Type-token ratio is the division of those two. This is a crude measure of the lexical complexity in text.
For example, if a 1000-word text has 250 unique words, it has a type/token ratio of 0.25, which is relatively low and suggests a simpler writing style -- or possibly legalese that happens to repeat phrases for less ambiguity than having heavily referential sentence structures.
You may wish to apply stemming or lemmatization before calculating a type-token ratio, when you want to avoid counting simple inflected variations as separate tokens.
Type-token ratios of different-sized texts are not directly comparable,
as words in text usually follows a power law type of distribution,
implying that longer texts will almost necessarily show a larger increase of tokens than of types.

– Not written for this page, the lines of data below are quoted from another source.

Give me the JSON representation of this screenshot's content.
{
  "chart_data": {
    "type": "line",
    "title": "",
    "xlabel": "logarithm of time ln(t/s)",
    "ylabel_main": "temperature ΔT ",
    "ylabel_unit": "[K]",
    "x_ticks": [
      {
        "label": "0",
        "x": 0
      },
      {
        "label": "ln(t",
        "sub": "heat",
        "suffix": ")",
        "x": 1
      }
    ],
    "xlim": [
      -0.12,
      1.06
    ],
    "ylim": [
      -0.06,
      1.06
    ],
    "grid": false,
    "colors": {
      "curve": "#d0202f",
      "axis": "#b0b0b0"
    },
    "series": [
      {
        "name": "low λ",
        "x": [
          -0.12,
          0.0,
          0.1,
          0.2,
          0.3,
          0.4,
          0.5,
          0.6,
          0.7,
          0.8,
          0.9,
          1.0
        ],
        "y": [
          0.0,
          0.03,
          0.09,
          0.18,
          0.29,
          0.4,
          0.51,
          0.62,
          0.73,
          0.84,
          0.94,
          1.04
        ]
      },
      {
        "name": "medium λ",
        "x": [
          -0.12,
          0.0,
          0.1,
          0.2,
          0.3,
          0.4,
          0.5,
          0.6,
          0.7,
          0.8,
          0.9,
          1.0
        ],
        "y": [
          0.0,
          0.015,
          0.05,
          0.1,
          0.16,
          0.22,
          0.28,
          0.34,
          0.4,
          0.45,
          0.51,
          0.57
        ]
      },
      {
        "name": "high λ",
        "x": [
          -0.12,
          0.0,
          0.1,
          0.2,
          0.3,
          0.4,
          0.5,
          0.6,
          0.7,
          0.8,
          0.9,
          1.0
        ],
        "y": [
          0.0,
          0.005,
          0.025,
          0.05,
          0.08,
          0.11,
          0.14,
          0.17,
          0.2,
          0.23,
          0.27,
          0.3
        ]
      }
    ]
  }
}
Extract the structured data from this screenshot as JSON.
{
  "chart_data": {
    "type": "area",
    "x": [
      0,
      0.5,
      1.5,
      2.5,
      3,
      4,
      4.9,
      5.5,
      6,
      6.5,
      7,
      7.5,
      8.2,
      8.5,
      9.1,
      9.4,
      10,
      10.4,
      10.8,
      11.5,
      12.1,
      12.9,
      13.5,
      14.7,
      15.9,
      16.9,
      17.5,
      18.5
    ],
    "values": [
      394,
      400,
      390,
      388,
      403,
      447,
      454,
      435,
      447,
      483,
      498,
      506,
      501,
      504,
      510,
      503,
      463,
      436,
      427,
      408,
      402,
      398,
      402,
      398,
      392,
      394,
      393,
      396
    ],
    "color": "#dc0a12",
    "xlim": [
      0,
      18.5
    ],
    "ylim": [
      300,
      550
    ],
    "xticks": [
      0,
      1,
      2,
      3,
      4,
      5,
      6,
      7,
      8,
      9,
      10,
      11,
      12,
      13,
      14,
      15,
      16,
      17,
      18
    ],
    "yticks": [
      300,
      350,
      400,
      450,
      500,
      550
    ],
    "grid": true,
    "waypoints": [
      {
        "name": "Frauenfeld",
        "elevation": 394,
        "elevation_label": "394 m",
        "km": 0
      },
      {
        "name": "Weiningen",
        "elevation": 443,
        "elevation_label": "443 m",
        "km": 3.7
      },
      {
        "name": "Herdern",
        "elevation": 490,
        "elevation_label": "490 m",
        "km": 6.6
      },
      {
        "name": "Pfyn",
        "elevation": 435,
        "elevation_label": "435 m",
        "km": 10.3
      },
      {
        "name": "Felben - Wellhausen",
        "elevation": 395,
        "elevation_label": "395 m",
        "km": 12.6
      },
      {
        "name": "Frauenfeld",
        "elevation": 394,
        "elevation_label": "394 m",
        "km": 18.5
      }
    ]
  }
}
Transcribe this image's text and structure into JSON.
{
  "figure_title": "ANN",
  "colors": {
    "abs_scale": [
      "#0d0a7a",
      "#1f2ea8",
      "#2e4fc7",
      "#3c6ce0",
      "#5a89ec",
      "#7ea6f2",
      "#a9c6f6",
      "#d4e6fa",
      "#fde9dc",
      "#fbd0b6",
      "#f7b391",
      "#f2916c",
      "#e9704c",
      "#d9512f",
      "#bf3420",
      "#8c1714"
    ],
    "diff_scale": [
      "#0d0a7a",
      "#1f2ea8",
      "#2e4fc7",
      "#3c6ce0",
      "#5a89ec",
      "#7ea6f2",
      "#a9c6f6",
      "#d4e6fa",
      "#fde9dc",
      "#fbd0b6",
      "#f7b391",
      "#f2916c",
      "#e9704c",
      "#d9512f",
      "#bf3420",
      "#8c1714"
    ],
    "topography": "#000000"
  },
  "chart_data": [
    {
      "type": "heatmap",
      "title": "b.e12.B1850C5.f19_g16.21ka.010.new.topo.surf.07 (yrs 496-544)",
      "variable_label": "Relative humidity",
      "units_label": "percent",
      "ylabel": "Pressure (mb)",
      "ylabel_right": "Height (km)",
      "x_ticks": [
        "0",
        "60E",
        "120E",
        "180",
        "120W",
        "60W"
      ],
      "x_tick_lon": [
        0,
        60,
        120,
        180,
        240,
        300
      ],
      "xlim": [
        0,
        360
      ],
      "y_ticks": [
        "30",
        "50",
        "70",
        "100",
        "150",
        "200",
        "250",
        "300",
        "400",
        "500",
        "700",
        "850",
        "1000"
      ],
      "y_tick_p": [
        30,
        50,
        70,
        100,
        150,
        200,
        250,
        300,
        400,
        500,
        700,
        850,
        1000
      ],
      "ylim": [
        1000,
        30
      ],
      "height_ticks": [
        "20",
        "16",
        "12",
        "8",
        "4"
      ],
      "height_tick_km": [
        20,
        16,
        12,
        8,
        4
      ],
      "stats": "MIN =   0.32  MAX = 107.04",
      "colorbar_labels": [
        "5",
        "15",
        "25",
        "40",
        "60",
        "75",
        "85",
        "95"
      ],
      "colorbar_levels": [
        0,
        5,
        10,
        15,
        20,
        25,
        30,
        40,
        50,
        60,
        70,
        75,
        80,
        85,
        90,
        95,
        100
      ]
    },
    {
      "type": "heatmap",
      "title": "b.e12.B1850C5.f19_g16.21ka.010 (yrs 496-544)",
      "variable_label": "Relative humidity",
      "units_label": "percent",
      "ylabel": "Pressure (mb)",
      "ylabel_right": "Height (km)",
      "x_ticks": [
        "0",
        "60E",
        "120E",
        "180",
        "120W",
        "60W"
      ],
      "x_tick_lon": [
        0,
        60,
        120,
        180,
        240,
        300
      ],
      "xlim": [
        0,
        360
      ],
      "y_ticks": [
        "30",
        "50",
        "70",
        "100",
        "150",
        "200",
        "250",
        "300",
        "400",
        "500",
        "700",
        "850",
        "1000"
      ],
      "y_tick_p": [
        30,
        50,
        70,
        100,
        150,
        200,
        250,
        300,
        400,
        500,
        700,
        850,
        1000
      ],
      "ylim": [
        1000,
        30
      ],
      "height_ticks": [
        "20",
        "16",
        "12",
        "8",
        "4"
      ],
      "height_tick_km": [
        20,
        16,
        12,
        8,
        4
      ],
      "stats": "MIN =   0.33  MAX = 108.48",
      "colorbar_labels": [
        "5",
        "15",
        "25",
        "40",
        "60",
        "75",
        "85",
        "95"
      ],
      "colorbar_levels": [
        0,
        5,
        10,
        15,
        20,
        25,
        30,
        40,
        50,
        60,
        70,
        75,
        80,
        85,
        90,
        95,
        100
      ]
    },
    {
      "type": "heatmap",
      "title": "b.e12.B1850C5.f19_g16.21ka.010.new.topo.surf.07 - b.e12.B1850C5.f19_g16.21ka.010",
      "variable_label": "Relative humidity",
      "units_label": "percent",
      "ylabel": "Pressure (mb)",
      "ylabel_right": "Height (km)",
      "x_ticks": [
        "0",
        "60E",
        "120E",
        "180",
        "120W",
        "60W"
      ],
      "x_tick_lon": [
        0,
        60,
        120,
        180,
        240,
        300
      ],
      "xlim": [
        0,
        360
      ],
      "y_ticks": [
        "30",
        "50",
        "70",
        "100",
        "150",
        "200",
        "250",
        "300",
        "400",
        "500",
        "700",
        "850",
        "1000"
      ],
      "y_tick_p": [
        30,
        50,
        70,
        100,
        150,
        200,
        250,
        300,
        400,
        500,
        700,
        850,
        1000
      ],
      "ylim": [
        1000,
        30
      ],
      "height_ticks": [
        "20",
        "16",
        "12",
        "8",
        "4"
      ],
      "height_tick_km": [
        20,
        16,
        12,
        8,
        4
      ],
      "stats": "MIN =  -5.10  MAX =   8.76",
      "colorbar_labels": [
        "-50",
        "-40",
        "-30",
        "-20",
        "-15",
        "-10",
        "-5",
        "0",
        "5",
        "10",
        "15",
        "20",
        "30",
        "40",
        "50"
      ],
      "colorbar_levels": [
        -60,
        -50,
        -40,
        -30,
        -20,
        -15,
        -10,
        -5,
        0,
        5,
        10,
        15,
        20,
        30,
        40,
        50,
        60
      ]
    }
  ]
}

One semi-brute way around this is to calculate type-token figures for same-sized chunks of the text, then average the ratios into a single figure (the best chunk size is not a clear-cut decision, though it still doesn't work too well if some documents are much shorter than the chunk size).
Type-token ratio is often one among various statistical figures/factors in text/corpus summaries,
because it's a rough heuristic for some things.
Consider plagiarism detection: if text was copied and reworded only slightly, it will have a comparable type-token ratio.